激しいのに優しい。熱いのに冷たい。相反するものを同時に幾度も与えられて、ドクターはとっくに限界を迎えていた。だが、まだ、まだだ。最後の熱を放つには、もう一つ、口にせねばならないことがある。
「はっ、あぁ、ン……えんし、お」
「ん?」
「ナカ、ナカにぶつけ、てくれ……ぁ、ぐっ……」
ぐぽっ、ぐぽっと律動のたびに胎の奥で音が鳴っている。そのまま押し付けて、いつもの様に熱い濁流を注いでほしかった。
「きみに、なかに出してもらうのが、いちばん、きもちい……んだ」
言いながら媚びるように内壁をきゅうと動かす。熱い吐息がエンシオディスの唇から漏れ出た。
「お前の望み通りに」
途端激しくなる動きにドクターから更に高い叫びが上がる。世界がぐるぐる回るような、そして全てが混ざり合い最後には真っ白になっていくような独特の感覚に身を任せる。きっともうすぐ、自分の一番奥で熱が弾ける。
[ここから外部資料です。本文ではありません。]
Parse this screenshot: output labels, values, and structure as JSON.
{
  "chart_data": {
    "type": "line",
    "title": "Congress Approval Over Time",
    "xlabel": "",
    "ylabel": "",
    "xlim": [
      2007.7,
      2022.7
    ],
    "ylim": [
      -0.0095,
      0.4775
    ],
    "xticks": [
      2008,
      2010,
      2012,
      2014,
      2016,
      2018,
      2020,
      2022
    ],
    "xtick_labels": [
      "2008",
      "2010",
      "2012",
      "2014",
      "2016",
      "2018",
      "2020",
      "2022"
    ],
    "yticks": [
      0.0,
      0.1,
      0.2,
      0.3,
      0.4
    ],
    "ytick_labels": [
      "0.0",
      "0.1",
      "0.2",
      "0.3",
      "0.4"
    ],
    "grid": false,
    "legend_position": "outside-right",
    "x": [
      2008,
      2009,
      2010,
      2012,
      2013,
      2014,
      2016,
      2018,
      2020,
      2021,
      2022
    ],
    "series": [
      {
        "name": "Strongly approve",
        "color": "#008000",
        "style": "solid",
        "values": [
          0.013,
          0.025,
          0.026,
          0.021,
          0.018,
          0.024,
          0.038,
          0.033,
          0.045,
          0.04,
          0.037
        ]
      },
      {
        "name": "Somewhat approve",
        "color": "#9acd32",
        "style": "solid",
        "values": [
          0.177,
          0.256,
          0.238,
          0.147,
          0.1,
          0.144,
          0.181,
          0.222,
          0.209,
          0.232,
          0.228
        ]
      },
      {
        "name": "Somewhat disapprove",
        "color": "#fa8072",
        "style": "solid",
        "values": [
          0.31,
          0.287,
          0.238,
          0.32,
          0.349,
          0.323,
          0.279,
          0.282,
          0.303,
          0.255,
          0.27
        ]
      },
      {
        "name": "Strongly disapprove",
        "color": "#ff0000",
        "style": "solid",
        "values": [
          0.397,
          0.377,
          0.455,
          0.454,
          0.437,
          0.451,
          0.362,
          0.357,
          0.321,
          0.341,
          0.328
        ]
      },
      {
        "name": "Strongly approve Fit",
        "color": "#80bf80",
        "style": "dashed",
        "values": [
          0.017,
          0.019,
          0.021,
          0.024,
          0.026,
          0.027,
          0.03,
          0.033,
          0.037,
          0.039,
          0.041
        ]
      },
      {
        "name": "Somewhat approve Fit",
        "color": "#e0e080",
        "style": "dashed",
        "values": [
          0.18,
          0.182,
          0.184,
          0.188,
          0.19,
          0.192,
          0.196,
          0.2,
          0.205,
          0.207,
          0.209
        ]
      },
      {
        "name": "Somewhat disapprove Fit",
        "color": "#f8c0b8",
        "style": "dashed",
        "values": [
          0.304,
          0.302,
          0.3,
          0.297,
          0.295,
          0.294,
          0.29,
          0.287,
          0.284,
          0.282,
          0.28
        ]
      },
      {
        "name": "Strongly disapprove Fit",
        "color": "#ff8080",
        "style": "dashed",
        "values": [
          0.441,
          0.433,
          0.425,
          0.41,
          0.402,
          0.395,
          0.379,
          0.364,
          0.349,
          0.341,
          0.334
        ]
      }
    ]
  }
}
そうすれば自分も熱を放つことが出来るのだ。ドクターはほどなく訪れる至高の瞬間を想って、目を閉じた。
「ご満足頂けた?」
事後の気だるい余韻の中、ドクターは隣の男に問いかけた。
「そうだな。今夜のお前は素直だった」
満足げに笑むエンシオディスにドクターはぺろ、と舌を出した。
「でも実は一つ、嘘をついたんだ」
「ほう?」
形のいい眉がぴくりと釣り上がる。
「中に出してもらうのが一番気持ちいいって言ったけど……本当はイった後、君が尻尾を巻き付けて抱きしめてくれるのが一番気持ちいい」
「……そうか」
声と共にしゅるりと尾が巻き付いた。しっとりと濡れたそれを、起きたら丁寧に洗ってあげないといけない。朝のシャワーの算段を建てながらドクターはエンシオディスの腕の中におさまったのだった。